L’idée finit par devenir réalité avec l’aide de Charles Gassot, ancien producteur de cinéma français et fondateur de l’ONG Écoles du monde qui œuvre à améliorer les conditions de vie en brousse à Madagascar. En 2022, un observatoire astronomique est mis en service au sein du campus de Besely, créé par l’ONG à 40 kilomètres de la ville de Mahajanga, avec une école, une cantine, une infirmerie et diverses installations. « Construire un tel observatoire n’est pas simple parce que cela nécessite de l’électricité, une connexion Internet et une certaine logistique. Le campus de Besely était donc l’endroit idéal », assure Mializo Razanakoto.

L’observatoire, équipé d’un télescope de trente-cinq centimètres et installé sous un toit roulant, a la particularité d’être robotisé et relié à un logiciel de pilotage à distance. « Cela signifie qu’il peut être commandé et utilisé depuis n’importe où. Nous voulions qu’il soit accessible au plus grand nombre », détaille le planétologue. À la communauté de Besely donc, mais aussi aux astronomes amateurs et professionnels de Madagascar, d’Afrique et de France. 

« Le ciel de l’hémisphère sud n’est pas le même que celui de l’hémisphère nord.

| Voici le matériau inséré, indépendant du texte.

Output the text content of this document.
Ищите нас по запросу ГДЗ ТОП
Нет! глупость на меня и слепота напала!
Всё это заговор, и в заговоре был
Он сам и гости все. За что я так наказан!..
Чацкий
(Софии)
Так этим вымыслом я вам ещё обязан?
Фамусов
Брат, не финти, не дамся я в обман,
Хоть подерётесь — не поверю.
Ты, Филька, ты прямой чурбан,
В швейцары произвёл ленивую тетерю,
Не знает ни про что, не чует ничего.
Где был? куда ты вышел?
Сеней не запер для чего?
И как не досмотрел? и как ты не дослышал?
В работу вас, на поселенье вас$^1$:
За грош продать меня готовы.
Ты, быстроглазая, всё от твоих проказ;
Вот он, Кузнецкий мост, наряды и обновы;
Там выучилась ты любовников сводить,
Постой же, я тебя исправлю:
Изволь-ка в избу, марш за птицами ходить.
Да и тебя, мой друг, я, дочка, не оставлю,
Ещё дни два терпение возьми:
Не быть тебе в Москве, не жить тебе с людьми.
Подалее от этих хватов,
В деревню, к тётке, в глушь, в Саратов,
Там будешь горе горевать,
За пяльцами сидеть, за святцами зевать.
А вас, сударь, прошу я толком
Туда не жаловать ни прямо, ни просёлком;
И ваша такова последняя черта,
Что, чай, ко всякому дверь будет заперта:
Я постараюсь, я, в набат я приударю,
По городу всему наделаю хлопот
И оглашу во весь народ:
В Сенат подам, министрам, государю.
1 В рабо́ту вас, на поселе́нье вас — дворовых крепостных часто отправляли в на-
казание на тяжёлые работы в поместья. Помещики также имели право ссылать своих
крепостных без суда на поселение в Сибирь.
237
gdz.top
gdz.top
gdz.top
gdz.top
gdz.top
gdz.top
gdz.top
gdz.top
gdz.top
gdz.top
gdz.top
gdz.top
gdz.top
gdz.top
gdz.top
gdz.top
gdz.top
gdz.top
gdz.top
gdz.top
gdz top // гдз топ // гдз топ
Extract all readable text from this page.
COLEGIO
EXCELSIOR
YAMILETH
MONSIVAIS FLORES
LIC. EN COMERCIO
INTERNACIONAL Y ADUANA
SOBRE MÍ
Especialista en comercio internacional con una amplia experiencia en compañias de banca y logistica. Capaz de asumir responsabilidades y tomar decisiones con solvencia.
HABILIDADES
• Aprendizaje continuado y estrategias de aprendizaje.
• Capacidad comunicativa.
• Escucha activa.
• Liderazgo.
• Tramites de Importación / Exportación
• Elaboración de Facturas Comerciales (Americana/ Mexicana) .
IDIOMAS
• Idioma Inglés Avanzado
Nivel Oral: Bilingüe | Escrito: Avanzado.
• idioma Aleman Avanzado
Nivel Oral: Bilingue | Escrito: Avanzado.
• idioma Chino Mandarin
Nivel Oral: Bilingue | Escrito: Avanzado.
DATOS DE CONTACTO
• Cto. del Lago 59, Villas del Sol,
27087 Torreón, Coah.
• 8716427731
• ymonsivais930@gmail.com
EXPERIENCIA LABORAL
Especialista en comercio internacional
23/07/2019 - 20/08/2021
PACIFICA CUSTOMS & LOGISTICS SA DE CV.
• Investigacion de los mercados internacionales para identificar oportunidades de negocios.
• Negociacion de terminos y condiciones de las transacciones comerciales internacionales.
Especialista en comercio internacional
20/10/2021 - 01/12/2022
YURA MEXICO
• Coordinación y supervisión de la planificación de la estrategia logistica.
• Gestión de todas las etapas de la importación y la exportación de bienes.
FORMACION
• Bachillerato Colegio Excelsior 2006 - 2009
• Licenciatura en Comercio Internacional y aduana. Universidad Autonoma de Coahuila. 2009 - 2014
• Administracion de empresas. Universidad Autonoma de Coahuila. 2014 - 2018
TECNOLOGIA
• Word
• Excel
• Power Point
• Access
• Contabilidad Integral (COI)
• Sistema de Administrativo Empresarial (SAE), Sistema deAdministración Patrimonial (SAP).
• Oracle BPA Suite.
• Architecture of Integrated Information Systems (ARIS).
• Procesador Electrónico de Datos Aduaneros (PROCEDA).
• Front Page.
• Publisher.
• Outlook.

L’observatoire fournit un point d’appui pour observer des astéroïdes, des comètes et plein d’autres objets qui ne sont pas accessibles depuis la France. » En septembre 2022, le télescope de Besely est au rendez-vous pour suivre la mission DART de la NASA consistant à percuter un astéroïde. « Cet observatoire est un vrai moyen de continuer à développer l’astronomie à Madagascar », se réjouit la fondatrice de Haikintana, qui poursuit l’extension de ses activités grâce aux partenariats tissés à Madagascar et avec la France.

Une année de célébrations pour un anniversaire mémorable 

En juillet 2024, l’association organise à Mahajanga la deuxième édition de son festival annuel d’astronomie : trois jours d’interventions dans les écoles, de conférences et d’observations du ciel. « Nous avons profité de l’événement pour offrir un télescope au tout nouveau club d’astronomie de Mahajanga », précise Sylvain Bouley. Créer des clubs d’astronomie pour diffuser la passion du ciel, c’est l’un des axes de travail de Haikintana qui fêtera cette année son dixième anniversaire avec de nombreux projets.

« Nous avons prévu une année de célébrations,jusqu’en mai 2026, avec des séances d’observation, des expositions photos, des formations pour nos membres, un festival qui se tiendra cette fois-ci dans quatre villes différentes, etc. », révèle Mializo Razanakoto. « Nous allons aussi organiser à Besely une école pour les astronomes africaines et africains afin qu’elles et ils se forment à l’utilisation de l’observatoire et puissent s’en servir à distance depuis leur pays », ajoute Sylvain Bouley. Autant de projets pour des milliers d’yeux braqués sur le ciel étoilé de Madagascar, l’astronomie a de beaux jours devant elle en terre malgache.